Humor's Role in Healthcare Marketing

Anna Webster, May 18, 2011

Can humor be used to address serious healthcare problems? Many ads and marketing campaigns for healthcare services tend to take the safe (and more serious) route when discussing the quality or reliability of an organization. But some healthcare marketers are walking the line between funny "haha" and the type of funny that raises eyebrows. 

Mixing healthcare and humor can be a risk – is it one that pays off?

HealthLeaders recently featured a campaign spotlight centering on a marketing campaign from Blue Cross Blue Shield of North Carolina. The BCBSNC website, features goats dressed in shirts with the tag line, "let's stop looking for scapegoats" in reference to escalating healthcare costs.

"If we're going to make a difference and address out-of-control costs, we have to start somewhere. The campaign we've launched featuring the scapegoats was a way for us to do that," said Kathy Higgins, VP of Corporate Affairs for BCBSNC, in response to a blog critique of the website.

My question: is Blue Cross making light of the situation of rising medical costs? The point of the website is that everyone (consumers, doctors, hospitals, and insurers) can be seen as a scapegoat – we are all in the same boat and thus no one should be offended. This type of satire works well on shows like Family Guy but in healthcare, it's less common and may ruffle a few feathers.

Using farm animals could be taking the point past humor and toward mockery.

BCBSNC doesn't see it that way. "We used goats to emphasize that no one group is to blame, but to make it clear that everyone, including us, has a role to play," added Higgins. "The humor in these ads helps us make our point and address the complexity of the issue, but we are serious about the need to control medical costs."

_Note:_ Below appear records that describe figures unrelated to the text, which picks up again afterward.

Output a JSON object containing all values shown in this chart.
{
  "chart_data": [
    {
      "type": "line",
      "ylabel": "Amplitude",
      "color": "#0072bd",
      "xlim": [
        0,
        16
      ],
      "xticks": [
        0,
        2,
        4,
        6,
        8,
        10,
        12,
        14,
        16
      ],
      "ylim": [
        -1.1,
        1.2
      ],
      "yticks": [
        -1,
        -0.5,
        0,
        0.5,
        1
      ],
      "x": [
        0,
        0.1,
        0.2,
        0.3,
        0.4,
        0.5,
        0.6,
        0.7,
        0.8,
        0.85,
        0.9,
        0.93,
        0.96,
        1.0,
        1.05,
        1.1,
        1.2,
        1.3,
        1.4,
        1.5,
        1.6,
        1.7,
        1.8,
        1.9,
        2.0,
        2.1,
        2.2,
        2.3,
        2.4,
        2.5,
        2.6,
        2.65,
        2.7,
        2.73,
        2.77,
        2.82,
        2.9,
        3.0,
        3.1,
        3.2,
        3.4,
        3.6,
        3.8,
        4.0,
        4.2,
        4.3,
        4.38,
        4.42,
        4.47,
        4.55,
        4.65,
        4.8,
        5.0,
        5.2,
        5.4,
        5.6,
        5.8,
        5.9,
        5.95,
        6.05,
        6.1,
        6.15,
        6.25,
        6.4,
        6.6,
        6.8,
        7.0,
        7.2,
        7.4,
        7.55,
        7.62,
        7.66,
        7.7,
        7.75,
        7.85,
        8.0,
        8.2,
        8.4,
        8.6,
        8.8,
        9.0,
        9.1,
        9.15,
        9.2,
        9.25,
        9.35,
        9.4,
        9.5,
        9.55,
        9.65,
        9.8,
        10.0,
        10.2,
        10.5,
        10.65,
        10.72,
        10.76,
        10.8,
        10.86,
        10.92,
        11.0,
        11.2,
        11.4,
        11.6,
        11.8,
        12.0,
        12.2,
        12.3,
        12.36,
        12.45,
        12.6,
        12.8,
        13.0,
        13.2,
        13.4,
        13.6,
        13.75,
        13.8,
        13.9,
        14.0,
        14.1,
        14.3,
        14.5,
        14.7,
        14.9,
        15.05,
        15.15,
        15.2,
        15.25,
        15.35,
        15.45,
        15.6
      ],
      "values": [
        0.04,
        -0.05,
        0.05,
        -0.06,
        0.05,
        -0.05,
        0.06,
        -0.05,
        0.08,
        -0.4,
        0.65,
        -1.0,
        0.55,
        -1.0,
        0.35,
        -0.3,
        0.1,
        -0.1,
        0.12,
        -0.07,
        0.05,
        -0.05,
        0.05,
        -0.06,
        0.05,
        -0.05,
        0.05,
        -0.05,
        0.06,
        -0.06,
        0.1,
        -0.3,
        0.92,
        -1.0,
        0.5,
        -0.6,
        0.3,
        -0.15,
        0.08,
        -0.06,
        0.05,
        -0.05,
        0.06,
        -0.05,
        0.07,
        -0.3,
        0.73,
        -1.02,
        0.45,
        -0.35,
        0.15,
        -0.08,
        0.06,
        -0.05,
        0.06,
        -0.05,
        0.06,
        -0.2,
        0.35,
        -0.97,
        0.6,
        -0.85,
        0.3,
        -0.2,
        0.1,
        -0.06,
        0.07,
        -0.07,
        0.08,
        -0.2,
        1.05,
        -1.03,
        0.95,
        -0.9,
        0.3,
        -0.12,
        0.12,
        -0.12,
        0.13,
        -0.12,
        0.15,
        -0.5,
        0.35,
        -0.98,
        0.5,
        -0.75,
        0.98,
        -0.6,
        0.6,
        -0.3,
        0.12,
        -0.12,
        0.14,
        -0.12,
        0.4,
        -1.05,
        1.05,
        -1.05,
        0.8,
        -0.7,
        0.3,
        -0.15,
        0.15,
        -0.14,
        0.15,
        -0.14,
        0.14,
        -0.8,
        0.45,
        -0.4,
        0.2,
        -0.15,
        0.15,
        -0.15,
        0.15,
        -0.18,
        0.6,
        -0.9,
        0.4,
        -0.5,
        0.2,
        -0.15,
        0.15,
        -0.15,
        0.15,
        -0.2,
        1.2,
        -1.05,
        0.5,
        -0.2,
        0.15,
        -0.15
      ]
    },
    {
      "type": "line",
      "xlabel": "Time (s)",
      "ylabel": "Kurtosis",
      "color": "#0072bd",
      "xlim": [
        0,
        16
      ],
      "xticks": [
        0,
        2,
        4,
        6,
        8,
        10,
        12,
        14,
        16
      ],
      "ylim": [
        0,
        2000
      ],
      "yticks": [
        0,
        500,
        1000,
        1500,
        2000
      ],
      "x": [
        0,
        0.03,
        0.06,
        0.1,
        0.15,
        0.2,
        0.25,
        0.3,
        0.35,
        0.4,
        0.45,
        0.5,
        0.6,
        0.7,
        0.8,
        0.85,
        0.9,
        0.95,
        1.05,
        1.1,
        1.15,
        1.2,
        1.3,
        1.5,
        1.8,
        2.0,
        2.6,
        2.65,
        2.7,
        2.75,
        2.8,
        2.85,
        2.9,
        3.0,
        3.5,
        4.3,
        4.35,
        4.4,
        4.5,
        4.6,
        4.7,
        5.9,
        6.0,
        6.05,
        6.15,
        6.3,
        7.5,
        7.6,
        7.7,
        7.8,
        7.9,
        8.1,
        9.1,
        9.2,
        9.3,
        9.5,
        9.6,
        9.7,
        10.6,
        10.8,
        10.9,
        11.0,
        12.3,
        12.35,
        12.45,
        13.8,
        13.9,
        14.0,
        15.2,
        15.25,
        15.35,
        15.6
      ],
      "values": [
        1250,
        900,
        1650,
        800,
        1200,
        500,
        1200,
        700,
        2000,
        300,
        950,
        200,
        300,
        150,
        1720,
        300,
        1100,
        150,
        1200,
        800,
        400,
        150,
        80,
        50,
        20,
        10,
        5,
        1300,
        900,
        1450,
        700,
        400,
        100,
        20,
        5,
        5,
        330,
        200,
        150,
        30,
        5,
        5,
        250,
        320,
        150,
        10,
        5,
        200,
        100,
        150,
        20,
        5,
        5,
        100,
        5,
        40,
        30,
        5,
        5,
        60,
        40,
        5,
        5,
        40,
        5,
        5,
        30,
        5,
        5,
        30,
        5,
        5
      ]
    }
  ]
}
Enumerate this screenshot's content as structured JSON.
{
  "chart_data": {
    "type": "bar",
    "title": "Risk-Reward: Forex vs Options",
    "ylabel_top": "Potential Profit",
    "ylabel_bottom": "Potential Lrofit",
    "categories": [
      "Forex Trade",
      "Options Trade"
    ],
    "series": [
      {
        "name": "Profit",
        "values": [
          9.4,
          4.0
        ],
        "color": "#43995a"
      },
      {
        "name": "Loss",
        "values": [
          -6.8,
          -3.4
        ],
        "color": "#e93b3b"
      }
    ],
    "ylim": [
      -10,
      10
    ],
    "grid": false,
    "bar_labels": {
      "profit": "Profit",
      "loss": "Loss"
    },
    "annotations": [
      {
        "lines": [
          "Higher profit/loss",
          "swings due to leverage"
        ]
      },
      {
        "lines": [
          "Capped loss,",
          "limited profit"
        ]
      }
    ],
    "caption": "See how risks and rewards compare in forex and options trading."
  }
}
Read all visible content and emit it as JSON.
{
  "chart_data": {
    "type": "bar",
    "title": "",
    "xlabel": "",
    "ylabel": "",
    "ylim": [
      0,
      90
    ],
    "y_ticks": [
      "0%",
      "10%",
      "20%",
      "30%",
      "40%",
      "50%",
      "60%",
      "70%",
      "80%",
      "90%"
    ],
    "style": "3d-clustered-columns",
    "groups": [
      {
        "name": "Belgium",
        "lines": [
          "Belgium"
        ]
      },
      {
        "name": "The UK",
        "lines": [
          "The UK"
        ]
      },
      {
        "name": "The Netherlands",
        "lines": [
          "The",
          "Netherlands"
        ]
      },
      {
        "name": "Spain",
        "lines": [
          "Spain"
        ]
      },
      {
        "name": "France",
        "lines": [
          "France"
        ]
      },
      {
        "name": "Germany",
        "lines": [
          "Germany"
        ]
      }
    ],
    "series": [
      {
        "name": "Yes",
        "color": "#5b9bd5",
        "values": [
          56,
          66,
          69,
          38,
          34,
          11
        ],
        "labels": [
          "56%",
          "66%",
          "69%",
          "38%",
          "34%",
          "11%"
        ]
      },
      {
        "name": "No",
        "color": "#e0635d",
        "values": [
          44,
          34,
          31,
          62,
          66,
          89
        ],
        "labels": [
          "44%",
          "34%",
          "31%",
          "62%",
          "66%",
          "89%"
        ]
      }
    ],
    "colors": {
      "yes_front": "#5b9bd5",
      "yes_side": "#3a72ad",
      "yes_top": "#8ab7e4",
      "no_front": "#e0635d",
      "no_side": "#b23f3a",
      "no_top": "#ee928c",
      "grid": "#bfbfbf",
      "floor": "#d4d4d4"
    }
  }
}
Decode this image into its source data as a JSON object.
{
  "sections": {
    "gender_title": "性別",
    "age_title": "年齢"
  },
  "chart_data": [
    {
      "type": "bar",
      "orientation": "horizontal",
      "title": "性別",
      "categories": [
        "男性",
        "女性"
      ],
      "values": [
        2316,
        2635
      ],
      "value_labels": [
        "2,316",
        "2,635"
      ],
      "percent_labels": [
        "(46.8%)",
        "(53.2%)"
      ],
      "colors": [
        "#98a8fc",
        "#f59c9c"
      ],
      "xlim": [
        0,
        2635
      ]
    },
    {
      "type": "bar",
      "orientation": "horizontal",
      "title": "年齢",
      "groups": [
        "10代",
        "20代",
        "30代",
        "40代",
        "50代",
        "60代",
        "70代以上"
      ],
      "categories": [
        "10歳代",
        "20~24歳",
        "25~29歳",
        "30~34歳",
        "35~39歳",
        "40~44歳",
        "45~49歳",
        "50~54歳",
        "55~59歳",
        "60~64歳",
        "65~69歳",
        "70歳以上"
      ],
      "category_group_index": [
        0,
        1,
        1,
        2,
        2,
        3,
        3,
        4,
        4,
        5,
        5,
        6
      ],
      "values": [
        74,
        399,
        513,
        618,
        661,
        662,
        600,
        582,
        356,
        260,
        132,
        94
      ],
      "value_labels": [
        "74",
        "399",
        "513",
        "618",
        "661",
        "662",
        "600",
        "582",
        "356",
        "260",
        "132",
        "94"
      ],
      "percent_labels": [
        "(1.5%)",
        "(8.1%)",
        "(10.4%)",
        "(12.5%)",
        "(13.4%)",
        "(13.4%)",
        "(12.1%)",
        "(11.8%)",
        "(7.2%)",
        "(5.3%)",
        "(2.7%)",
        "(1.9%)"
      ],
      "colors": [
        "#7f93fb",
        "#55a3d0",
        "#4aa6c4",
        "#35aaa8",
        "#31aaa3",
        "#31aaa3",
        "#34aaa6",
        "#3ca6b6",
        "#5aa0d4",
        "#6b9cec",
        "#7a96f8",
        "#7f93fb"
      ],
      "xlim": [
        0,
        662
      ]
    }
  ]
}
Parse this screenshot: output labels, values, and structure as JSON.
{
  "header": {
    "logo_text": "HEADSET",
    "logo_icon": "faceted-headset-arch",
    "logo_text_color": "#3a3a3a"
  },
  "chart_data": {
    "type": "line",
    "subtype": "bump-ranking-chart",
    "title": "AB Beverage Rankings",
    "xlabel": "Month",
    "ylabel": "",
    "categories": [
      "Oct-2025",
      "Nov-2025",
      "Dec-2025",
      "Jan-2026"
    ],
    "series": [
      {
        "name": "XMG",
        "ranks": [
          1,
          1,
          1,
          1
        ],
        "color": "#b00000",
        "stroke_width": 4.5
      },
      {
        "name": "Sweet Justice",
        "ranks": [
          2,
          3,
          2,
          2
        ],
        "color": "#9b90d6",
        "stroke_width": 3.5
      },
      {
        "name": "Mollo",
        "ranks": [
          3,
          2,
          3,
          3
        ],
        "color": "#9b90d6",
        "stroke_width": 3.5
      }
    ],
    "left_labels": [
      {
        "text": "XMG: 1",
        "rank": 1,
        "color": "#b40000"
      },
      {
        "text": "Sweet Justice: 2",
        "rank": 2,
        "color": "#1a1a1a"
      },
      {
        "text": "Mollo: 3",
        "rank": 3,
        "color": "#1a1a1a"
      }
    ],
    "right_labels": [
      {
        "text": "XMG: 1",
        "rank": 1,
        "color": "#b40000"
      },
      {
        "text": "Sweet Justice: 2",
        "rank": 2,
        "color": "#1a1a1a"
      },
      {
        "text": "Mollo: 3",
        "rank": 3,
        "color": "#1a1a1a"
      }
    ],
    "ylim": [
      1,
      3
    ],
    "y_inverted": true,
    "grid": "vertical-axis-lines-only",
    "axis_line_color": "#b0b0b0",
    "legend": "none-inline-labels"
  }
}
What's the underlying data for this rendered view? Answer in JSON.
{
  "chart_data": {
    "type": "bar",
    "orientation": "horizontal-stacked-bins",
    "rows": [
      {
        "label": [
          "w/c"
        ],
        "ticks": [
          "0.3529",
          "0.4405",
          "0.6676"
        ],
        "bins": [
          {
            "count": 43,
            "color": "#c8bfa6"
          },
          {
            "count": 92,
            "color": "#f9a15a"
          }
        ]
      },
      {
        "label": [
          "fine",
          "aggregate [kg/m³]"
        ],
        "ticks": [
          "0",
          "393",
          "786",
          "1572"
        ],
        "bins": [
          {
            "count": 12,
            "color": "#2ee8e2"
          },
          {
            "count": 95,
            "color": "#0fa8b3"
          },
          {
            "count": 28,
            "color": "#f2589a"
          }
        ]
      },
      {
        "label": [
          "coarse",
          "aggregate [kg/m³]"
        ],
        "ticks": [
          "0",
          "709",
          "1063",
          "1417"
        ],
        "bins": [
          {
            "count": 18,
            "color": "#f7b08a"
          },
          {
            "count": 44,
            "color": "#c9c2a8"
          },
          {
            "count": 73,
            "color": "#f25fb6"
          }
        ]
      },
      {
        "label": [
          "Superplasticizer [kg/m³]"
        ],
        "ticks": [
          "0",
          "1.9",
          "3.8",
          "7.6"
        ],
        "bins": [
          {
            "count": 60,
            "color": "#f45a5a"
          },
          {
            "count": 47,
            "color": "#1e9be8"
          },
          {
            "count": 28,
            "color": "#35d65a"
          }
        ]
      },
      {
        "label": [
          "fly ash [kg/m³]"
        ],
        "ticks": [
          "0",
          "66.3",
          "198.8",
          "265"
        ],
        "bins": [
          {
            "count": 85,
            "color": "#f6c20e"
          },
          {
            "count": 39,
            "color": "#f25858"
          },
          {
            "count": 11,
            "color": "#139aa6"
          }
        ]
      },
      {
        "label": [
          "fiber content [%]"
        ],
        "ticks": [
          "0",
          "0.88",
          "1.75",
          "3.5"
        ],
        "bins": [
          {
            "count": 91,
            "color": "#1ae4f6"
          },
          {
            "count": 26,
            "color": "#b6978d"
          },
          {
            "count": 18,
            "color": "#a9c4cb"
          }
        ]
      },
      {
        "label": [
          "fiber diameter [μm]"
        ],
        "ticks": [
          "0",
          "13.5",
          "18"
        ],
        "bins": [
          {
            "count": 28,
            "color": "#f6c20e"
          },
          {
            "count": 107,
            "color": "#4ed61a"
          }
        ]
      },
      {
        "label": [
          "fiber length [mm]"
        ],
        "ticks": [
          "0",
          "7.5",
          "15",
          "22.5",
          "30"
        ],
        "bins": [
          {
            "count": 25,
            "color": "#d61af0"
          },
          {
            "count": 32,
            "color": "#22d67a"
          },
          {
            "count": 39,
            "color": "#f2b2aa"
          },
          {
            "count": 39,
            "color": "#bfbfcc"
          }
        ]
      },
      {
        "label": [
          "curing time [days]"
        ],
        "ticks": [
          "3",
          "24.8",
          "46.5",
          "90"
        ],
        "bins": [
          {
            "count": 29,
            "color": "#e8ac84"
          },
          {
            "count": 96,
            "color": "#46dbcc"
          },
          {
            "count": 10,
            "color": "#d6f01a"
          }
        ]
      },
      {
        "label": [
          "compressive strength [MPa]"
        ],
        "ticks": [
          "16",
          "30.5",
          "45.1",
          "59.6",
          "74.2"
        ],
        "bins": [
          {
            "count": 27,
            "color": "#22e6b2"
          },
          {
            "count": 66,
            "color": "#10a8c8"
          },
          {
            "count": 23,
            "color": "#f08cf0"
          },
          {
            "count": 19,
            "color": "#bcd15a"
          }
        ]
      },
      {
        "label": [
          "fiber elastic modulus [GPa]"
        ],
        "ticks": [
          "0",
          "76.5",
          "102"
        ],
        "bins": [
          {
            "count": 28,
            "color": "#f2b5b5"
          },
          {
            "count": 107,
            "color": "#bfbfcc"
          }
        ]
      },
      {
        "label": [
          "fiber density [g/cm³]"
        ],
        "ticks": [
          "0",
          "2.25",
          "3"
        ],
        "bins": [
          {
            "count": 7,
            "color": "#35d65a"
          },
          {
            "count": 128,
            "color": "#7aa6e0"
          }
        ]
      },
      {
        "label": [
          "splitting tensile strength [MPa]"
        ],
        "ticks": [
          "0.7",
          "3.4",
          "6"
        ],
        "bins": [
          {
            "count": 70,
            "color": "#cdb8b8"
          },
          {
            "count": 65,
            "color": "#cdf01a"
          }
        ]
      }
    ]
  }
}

I applaud BCBSNC for starting the conversation and looking for solutions to an escalating problem. The payoff for Blue Cross may be measured in audience participation on the website. Site visitors may post questions and receive answers from other patients or members or BCBSNC employees. But as far as a monetary payoff goes, BCBSNC has not disclosed how much was spent on the campaign, so ROI remains unknown.